To use OpenAI, replace -ai-provider github_models -ai-model gpt-4o-mini
-ai-api-key-env GITHUB_TOKEN with
-ai-provider openai -ai-api-key-env OPENAI_API_KEY and store
OPENAI_API_KEY as a repository secret. All other steps are identical.
Persisting human corrections with an override file¶
AI classification is non-deterministic: the same test method may receive different tags or a different security-relevance verdict across runs.
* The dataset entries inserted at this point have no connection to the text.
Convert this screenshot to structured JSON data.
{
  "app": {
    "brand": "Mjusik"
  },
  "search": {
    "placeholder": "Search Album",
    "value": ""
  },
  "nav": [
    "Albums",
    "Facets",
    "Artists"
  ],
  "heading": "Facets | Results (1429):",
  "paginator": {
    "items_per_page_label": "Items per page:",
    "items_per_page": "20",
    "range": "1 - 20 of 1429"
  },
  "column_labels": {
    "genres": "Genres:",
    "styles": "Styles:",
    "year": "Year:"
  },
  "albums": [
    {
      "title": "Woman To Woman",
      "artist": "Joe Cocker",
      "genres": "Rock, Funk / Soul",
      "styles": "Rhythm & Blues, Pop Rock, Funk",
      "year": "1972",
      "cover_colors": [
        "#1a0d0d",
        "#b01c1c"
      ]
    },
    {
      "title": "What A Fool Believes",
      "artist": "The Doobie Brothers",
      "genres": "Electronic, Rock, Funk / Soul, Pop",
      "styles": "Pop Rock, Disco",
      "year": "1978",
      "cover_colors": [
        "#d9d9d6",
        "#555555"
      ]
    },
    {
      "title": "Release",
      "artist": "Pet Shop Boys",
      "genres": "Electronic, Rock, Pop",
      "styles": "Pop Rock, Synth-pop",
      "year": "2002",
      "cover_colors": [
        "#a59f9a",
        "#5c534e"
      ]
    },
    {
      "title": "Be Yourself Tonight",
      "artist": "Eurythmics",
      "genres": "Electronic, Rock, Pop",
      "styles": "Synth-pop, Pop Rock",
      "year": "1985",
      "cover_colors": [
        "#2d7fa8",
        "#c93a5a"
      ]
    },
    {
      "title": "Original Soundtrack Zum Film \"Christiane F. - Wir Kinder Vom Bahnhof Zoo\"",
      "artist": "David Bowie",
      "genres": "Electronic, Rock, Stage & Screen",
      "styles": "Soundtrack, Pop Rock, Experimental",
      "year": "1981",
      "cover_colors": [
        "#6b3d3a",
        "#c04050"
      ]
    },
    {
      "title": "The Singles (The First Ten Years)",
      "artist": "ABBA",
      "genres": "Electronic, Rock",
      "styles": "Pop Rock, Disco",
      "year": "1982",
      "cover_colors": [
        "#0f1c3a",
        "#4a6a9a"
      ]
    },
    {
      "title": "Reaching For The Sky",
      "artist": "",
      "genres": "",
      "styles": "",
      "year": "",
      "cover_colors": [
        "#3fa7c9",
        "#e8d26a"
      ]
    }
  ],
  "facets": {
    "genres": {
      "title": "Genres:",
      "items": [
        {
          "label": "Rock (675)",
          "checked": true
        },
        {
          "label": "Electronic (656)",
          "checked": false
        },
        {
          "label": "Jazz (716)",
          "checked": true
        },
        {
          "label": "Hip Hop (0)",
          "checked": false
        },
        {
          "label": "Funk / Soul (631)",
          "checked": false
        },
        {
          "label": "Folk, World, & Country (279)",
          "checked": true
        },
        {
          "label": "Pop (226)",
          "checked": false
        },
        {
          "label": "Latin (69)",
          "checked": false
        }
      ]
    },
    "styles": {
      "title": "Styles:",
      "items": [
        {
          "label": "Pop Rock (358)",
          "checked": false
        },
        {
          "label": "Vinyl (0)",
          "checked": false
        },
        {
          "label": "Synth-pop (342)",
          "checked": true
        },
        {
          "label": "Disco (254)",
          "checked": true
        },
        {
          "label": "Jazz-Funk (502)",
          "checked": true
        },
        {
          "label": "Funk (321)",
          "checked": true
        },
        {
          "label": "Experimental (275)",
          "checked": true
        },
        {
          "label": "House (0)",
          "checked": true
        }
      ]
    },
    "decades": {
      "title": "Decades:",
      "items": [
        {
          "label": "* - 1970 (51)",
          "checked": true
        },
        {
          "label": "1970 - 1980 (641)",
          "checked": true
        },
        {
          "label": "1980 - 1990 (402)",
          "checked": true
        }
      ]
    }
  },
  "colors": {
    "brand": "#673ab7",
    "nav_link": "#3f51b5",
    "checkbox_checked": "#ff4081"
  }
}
An override file locks in human-reviewed decisions so they survive model changes, prompt updates, and re-runs.
Store the file in version control (conventionally .methodatlas-overrides.yaml
at the repository root). Pass it on every scan with
-override-file:
- name: Run MethodAtlas with overrides
env:
GITHUB_TOKEN: ${{ secrets.GITHUB_TOKEN }}
run: |
OVERRIDE_ARGS=()
if [ -f .methodatlas-overrides.yaml ]; then
OVERRIDE_ARGS=("-override-file" ".methodatlas-overrides.yaml")
fi
java -jar methodatlas.jar \
-ai -ai-provider github_models \
-ai-model gpt-4o-mini \
-ai-api-key-env GITHUB_TOKEN \
-content-hash \
-sarif \
"${OVERRIDE_ARGS[@]}" \
src/test/java \
> methodatlas.sarif
The file check ([ -f ... ]) lets you commit the workflow before the override
file exists. Once the file is committed, subsequent runs pick it up
automatically. Pull request diffs on the override file serve as the audit trail
for each human classification decision.
See Classification Overrides for the file format reference and Remote Override Sources for a strategy comparison that covers security-team repositories, HTTPS artifact servers, and reusable workflows.